The city can and should do more to improve after school programs. We need a youth summer jobs program to help give students a sense of responsibility, financial literacy and discipline as they move toward their college years.

Finally, we need more higher education opportunities in the south end. We need to look into either a community college or a vocational technical college in the heart of the Rainier Valley especially as the jobs in this global economy get more scientifically and technically specific and the needs for specific skills training increase.

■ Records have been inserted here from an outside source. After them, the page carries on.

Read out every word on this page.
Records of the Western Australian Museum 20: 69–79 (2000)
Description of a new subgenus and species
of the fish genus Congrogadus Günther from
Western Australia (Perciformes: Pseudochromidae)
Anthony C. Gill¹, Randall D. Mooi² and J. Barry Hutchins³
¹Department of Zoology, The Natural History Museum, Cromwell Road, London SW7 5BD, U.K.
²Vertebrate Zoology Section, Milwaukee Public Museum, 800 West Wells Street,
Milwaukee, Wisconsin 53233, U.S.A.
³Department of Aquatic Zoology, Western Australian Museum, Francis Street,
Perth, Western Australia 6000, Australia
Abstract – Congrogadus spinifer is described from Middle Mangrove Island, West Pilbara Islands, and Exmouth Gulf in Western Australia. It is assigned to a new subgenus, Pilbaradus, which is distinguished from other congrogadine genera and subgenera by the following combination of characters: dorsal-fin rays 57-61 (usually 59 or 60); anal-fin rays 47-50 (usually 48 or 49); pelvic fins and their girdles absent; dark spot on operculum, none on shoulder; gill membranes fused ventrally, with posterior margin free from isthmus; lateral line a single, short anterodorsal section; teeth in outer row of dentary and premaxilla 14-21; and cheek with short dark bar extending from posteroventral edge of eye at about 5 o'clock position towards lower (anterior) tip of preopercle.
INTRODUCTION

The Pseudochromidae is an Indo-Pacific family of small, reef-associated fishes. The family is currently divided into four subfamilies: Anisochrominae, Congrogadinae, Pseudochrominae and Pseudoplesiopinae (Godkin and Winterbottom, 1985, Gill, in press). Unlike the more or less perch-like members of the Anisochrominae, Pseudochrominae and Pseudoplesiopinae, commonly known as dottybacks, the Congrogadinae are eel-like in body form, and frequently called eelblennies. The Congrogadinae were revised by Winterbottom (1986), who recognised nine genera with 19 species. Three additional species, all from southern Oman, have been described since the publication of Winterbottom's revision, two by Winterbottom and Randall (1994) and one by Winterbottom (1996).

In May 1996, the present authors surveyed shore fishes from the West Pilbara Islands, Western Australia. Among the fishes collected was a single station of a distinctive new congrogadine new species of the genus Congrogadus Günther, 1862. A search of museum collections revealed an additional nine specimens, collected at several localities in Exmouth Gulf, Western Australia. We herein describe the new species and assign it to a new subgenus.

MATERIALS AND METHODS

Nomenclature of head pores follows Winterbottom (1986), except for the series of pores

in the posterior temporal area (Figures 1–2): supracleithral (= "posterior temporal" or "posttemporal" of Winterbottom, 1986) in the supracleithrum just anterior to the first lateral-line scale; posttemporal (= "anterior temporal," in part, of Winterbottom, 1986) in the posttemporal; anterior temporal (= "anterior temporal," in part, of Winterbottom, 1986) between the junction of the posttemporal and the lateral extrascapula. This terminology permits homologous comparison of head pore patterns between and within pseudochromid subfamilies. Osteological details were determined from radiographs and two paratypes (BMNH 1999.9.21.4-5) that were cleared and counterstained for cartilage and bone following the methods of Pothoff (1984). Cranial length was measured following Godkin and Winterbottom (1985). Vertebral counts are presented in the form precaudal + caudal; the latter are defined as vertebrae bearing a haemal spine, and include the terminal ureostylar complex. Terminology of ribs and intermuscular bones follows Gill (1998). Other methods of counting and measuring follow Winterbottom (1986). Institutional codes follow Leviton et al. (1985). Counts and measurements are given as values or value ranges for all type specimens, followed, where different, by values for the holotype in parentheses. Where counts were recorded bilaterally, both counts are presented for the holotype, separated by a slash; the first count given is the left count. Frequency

How can we improve safety for bikers, pedestrians and drivers on Rainier Avenue?
I favor a road diet for Rainier Avenue South, there have been far too many injuries and accidents and we must institute changes to our infrastructure and allow more modes of transportation. However, I would only support a road diet with single lanes in either direction as long as there is also a center lane for turning and to allow traffic to flow around road obstacles like parked buses. In addition, I would seek more illuminated traffic signals for crosswalks where pedestrians often risk their lives just to reach the business across the street.

How can we improve public safety in the south-end?
We must be able to address crime in our neighborhood in a way that is culturally sensitive given the diverse ethnic makeup of the Rainier Valley. The Seattle Police Department must do more to be accountable to the needs of the community, and increase its presence in ways that encourages trust and relationship building over strict enforcement. The police should hire cadets from within the community, and prioritize multi-lingual skills. Rather than just ramp up car patrols, we should have more foot and bike patrols so officers have more opportunities to interact and build relationships with community members.

Why should we vote for you?
For the past ten years I have been fighting hard in many Seattle neighborhoods, in particular the South End, to organize among residents to keep their homes and fight against the economic forces of displacement. During my tenure at the Tenants Union I vastly increased the services my organization provides to the community, with a focus on South Seattle. Our neighborhood has a disproportionate amount of substandard housing, which negatively impacts the health and safety of our residents. Through 5 years of concentrated organizing and advocating I played a key role in the passage of the “Healthy Homes” rental inspection ordinance that will finally address the substandard housing that an estimated 27,000 Seattleites suffer from, many in the Rainier Valley.

I have strong social justice values and will always align myself with community interests over the profit motivated interests of developers and landlords. Seattle City Council needs a strong advocate for working class and low income people, especially now as economic inequality continues to soar. I played a key role in blocking the sale of public land that was illegally permitted to allow a private developer to build million dollar condos, right at the height of our housing crisis. If elected I would use my position to be a watchdog for this kind of squandering of public assets, and make sure our city’s resources are used equitably.

What else should we know about you?
I believe government must be equitable, accountable, and proactive. Our communities have suffered for too long by inaction or leadership that defers to profit motivated interest groups. I believe in equitable development that empowers communities to have control over their neighborhoods, so that the long term residents of communities can receive the same benefits of development as the newcomers to our city. This will be one of the biggest issues facing the South End as light rail and increasing property values will work to change the makeup of our neighborhood, much as it is in other parts of Seattle. I believe that if we work together as a community we can channel development for greater equity for all.